« Je ne disais même plus bonjour à mes enfants », les soignants en unités Covid-19 face à la souffrance psychique

Patients épuisés, décès en nombre, journées de 11 heures, tenues de protection bricolées...les soignants qui ont exercé en unités Covid racontent, pour ceux qui en sont capables, toute la souffrance psychologique qu'ils ont éprouvée et continuent de ressentir.

Sandra*, 37 ans, aide-soignante en chirurgie orthopédique à la clinique Saint-Vincent de Besançon s’est portée volontaire pour intégrer l’unité Covid dès son ouverture en mars. La plus grande épreuve de sa vie.

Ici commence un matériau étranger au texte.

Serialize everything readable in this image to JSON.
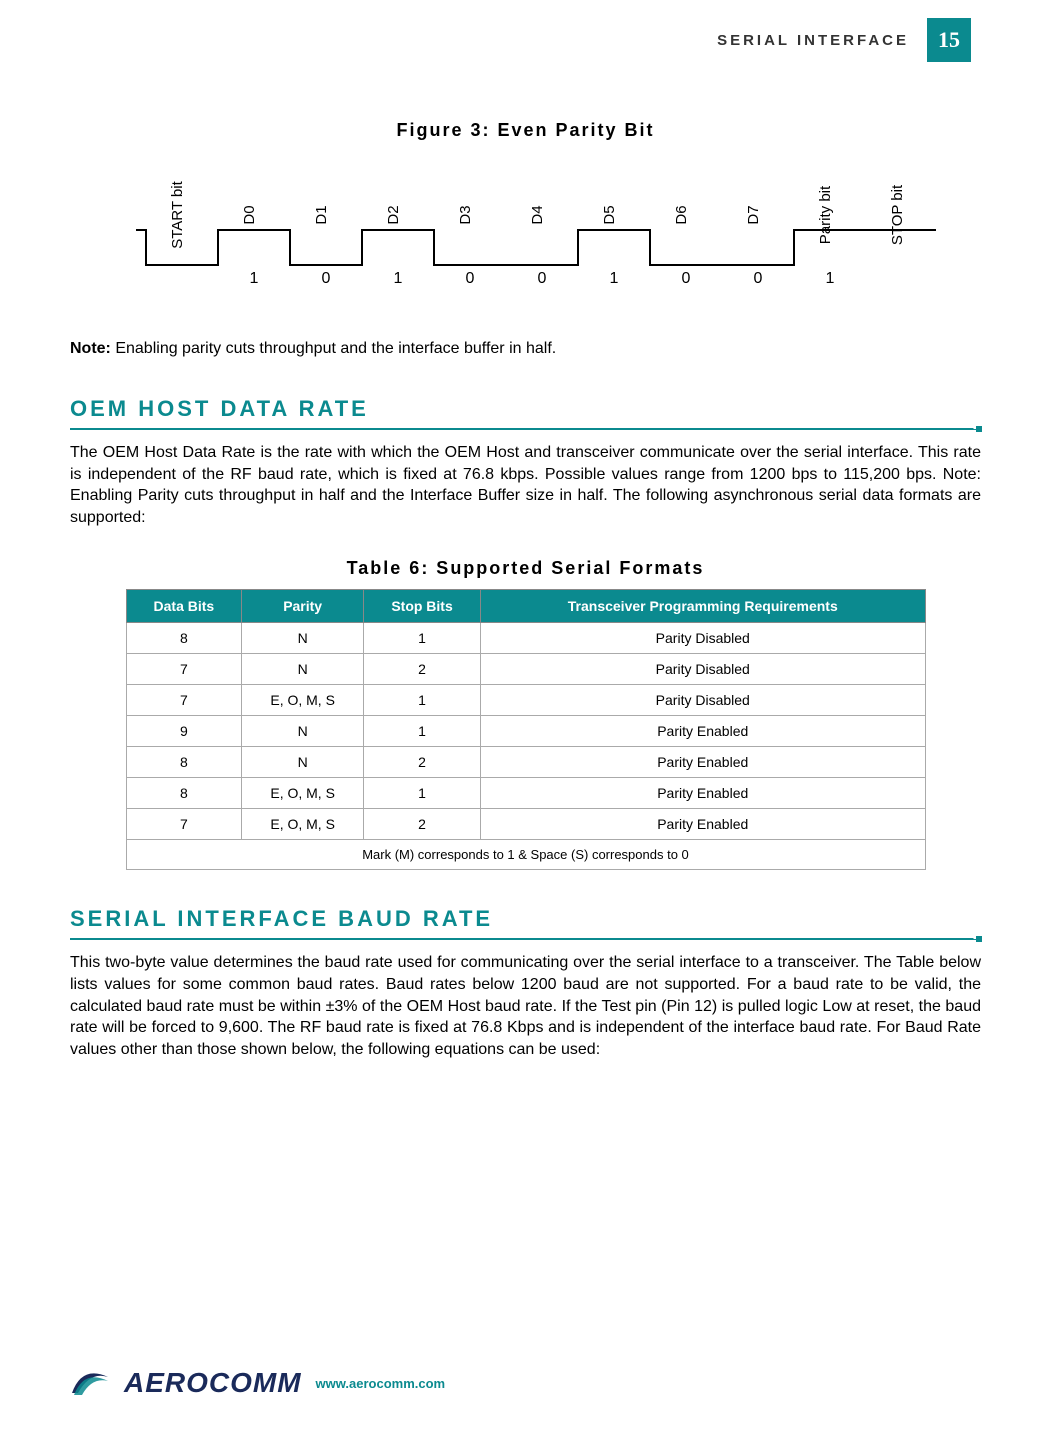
{
  "header": {
    "section": "SERIAL INTERFACE",
    "page": "15"
  },
  "figure3": {
    "title": "Figure 3: Even Parity Bit",
    "labels": [
      "START bit",
      "D0",
      "D1",
      "D2",
      "D3",
      "D4",
      "D5",
      "D6",
      "D7",
      "Parity bit",
      "STOP bit"
    ],
    "values": [
      "",
      "1",
      "0",
      "1",
      "0",
      "0",
      "1",
      "0",
      "0",
      "1",
      ""
    ]
  },
  "note": {
    "prefix": "Note:",
    "text": " Enabling parity cuts throughput and the interface buffer in half."
  },
  "oem": {
    "heading": "OEM HOST DATA RATE",
    "body": "The OEM Host Data Rate is the rate with which the OEM Host and transceiver communicate over the serial interface. This rate is independent of the RF baud rate, which is fixed at 76.8 kbps.  Possible values range from 1200 bps to 115,200 bps.  Note: Enabling Parity cuts throughput in half and the Interface Buffer size in half.  The following asynchronous serial data formats are supported:"
  },
  "table6": {
    "title": "Table 6: Supported Serial Formats",
    "headers": [
      "Data Bits",
      "Parity",
      "Stop Bits",
      "Transceiver Programming Requirements"
    ],
    "rows": [
      [
        "8",
        "N",
        "1",
        "Parity Disabled"
      ],
      [
        "7",
        "N",
        "2",
        "Parity Disabled"
      ],
      [
        "7",
        "E, O, M, S",
        "1",
        "Parity Disabled"
      ],
      [
        "9",
        "N",
        "1",
        "Parity Enabled"
      ],
      [
        "8",
        "N",
        "2",
        "Parity Enabled"
      ],
      [
        "8",
        "E, O, M, S",
        "1",
        "Parity Enabled"
      ],
      [
        "7",
        "E, O, M, S",
        "2",
        "Parity Enabled"
      ]
    ],
    "footnote": "Mark (M) corresponds to 1 & Space (S) corresponds to 0"
  },
  "baud": {
    "heading": "SERIAL INTERFACE BAUD RATE",
    "body": "This two-byte value determines the baud rate used for communicating over the serial interface to a transceiver.  The Table below lists values for some common baud rates.  Baud rates below 1200 baud are not supported. For a baud rate to be valid, the calculated baud rate must be within ±3% of the OEM Host baud rate.  If the Test pin (Pin 12) is pulled logic Low at reset, the baud rate will be forced to 9,600.  The RF baud rate is fixed at 76.8 Kbps and is independent of the interface baud rate.  For Baud Rate values other than those shown below, the following equations can be used:"
  },
  "footer": {
    "logo": "AEROCOMM",
    "url": "www.aerocomm.com"
  }
}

« Le plus dur était de savoir que les patients quittaient la vie seuls et qu’ils avaient nos yeux pour dernière vision, témoigne la jeune femme. Je me souviens de chaque nom, dans chaque chambre. De chacun de leurs mots. Un monsieur m’a dit avant de mourir : 'S’il-vous-plaît, gagnez cette guerre…' Ce sont des choses qui marquent, qui vous reviennent sans cesse.

Nous étions à la fois le dernier contact, l’aide psychologique et le lien avec la famille, frustrée de ne pas être présente. Même si les proches comprenaient cette impossibilité et n’ont jamais posé de souci.

Nous avons fait des toilettes mortuaires et participé aux mises en bière qui se faisaient directement dans la chambre du patient pour plus de sécurité sanitaire. J’ai d’ailleurs été choquée parfois par l’inhumanité de certains personnels des pompes funèbres qui laissaient tomber les corps dans les cercueils alors que nous étions prêts à les déposer délicatement, les considérant toujours comme nos patients. Ce bruit sourd me hante encore… »

Je mangeais Covid, je dormais Covid, j’étais épuisée. Je ne parlais plus à mes enfants et je ne m’en rendais pas compte. Sandra, aide-soignante en Unité Covid.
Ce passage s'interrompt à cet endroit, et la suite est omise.